I could now march and muster my phantom legion in my sleep, and had occasionally done so, according to Gibblets. We were all cross-trained in our vilest tricks; I could bring down half a company with the tanglevine gag, knock ten chamfrons from the heads of ten wary militia ponies, and even gin up the occasional small air-burst of pyrotechnic flame to keep the marks honest. We had also gotten better about mangling the trainees – Bad Apple hadn't inflicted anything worse than first-degree burns in nearly two weeks by the sixth Port Day.

Even the mud was cooperating with this new air of coherence, competence, and confidence.

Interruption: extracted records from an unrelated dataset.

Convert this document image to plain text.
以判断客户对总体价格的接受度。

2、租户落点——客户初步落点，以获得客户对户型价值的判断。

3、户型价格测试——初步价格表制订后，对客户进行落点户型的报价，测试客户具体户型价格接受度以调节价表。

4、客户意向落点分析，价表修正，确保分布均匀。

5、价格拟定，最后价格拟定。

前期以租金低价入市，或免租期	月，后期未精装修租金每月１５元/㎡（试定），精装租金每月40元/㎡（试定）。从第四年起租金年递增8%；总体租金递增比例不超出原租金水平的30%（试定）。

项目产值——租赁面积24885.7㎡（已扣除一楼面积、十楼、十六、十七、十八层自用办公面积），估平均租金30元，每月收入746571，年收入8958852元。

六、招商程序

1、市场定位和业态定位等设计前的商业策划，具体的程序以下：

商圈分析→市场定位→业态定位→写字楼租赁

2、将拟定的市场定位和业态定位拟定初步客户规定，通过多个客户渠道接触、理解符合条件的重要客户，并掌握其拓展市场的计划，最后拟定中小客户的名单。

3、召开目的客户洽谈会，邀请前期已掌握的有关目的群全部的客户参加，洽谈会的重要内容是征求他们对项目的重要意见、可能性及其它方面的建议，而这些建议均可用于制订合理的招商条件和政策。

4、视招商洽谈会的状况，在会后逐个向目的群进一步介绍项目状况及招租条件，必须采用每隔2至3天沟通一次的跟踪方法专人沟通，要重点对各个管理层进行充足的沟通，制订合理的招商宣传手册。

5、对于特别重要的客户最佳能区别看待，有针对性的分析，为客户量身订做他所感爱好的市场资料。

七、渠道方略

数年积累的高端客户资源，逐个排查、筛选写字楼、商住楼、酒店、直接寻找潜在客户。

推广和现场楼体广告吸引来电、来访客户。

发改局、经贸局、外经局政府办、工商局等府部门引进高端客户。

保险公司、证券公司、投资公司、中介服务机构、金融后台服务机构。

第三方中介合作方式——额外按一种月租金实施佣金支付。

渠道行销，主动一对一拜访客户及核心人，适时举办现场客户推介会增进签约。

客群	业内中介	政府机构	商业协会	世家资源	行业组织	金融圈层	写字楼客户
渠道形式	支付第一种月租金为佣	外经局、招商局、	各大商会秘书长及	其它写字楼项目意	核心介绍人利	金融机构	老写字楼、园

The long wet spring was drawing to a close, and the bottomless mires that the ponies of Vallee du Pierre laughingly referred to as 'farm-lanes' were becoming notably less bottomless. Many stretches of road actually had a certain amount of surface or even, miribile dictu, dryness to them. No dust yet, but tail curled in anticipation. Rumour has it that there's at least one set of clever donkeys plotting to dig up the road-net the Long Hike has been making its circuit around, planning to mine those lanes for the small fortune in lost horseshoes left behind by militia and Company alike. Cute story, but I strongly suspect rumour is an exaggerating mule.

It was not simply the militia who were boarding the ships southbound. This time 'round, a significant fraction of the Company's material and rear echelon were packing up to join the burgeoning grand army in the distant forward camps. The smiths, most of the farriers, baggage and construction equipment, the remnant of the construction corps, and associated hangers-on and camp-followers were all waiting their turn for the overcrowded docks and piers, to clear the port and make for the crowded lake-roads.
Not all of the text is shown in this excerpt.